Gabe Kaplan was the MC of this concert. He took to the stage to no applause whatsoever. In the three decades since the show aired, Kaplan had shaved his moustache and trimmed his curly hair so that he looked more like the man who was about to introduce Gabe Kaplan than actually looking like Gabe Kaplan. His first joke was about how he didn’t look like Gabe Kaplan. Clearly, the decades had not been kind to his stand up routine but they were great for his bank account- he had become a very successful professional Las Vegas poker player.

Anyway, Kaplan, or Gabe, as his friends call him, didn’t do much standup, though he did make an oblique Sweathog reference and quickly introduced Gladys Knight, who introduced the Pips herself.

What does all this have to do with rats?

I drove to Brighton Beach for the concert, which was a mistake. At the best of times (and there are no best of times) the parking situation can best be described as, shall we say, poor, mainly because I don’t want to curse in this blog. Under the train, Brighton Beach has about 108 stores on every block, and still manages to cram about 108 apartments on every block. These 108 stores and 108 apartments each have, about, 108 cars. Factor in the approximately 108 bus stops along the street and you begin to see the problem- there are only 14 parking spots, and 12 of them are reserved for the Russian Mafia. (Check the signs- “No Parking Except for Sergei.”)

During the summer the parking situation is actually even worse

So here I come, driving down the block and lo and behold I saw someone pull out of a spot. I was stuck at a red light and prayed and prayed to my Lord that no one would come and grab it. “Please Superman, if you can hear me, please let me get that spot!” He must have heard me because the light changed and I got the spot. I sat there and basked. I had beaten the odds. I had gotten a spot in Brighton Beach. Should I play the lottery? Would this be a good time to invest in the stock market? Should I call Christine Fajen, who I totally had a thing for back then, and brag about the spot?

Well, as I was debating, a beat up sedan backed alongside of me, the window went down, and the driver started motioning with his hand in a way that seemed like a cross between American Sign Language and Crips signals.

I rolled down the window and he started yelling at me in a combination of Russian and English that I could almost, but not quite, almost barely not understand. Don’t worry, I’ll translate.

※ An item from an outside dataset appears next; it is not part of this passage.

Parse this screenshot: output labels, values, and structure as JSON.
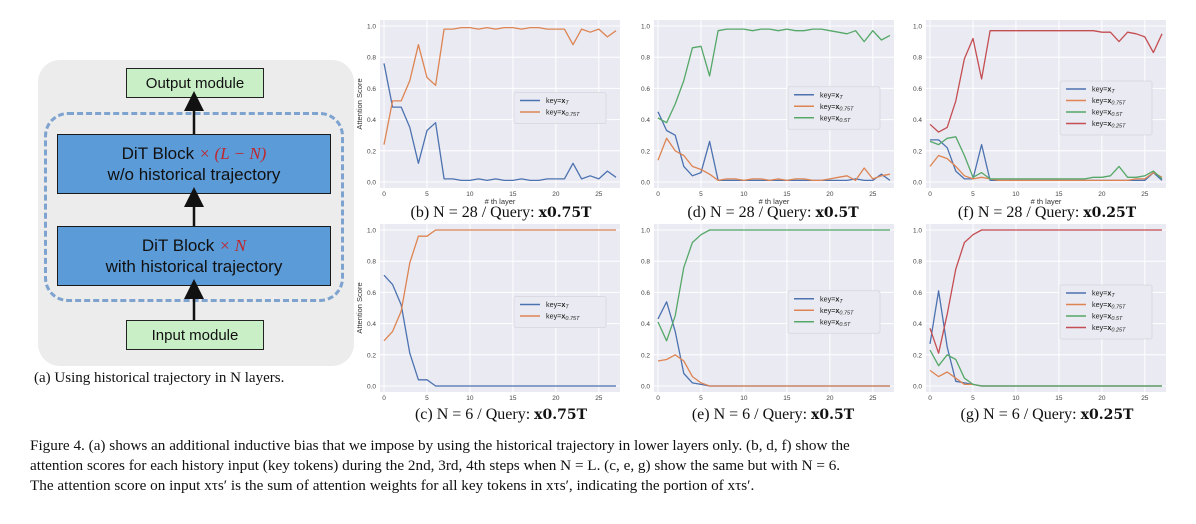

HIM: Didn’t you see me? I was waiting for the spot.
ME: You were just sitting there for five minutes. What were you waiting for?
HIM: I wanted the spot.
ME: You were four cars away, you weren’t even near the spot.

However, I was going to pull out and let him have the spot. Not so much that he was right, because he wasn’t, but because I was sure that as soon as I walked away he’d come back and slash my tires. But before I could pull out…

HIM: You think you are better than me?
ME: What?
HIM: Because you are American you think you are better than me?

Well yes, but that was beside the point. I was ready to pull out but now I wasn’t giving him the satisfaction. I shut the engine, leaned the seat back and twirled my keys. I sat there with a serene smile until he got mad and drove off, but not before giving me a final hand gesture. It wasn’t a wave goodbye.

I saw him drive down the block, turn the corner, and then I started my engine and pulled out. I’m not stupid. The last thing I needed was to come back and find a pile of pierogies where my car used to be. As soon as I pulled out four cars started jockeying for the spot until a fifth car came along and the driver pointed to the sign and pulled in. It must have been Sergei.

Again, what does this have to do with rats?

The parking spot was next to the tallest and longest pile of trash I have ever seen. It was as long as five cars and taller than me. Honestly, it was a good thing I didn’t stay because if it fell over my car would have been buried forever, like the auto industry in Detroit is today.

No wonder they have rats in Brighton Beach. I just can’t believe anyone is surprised.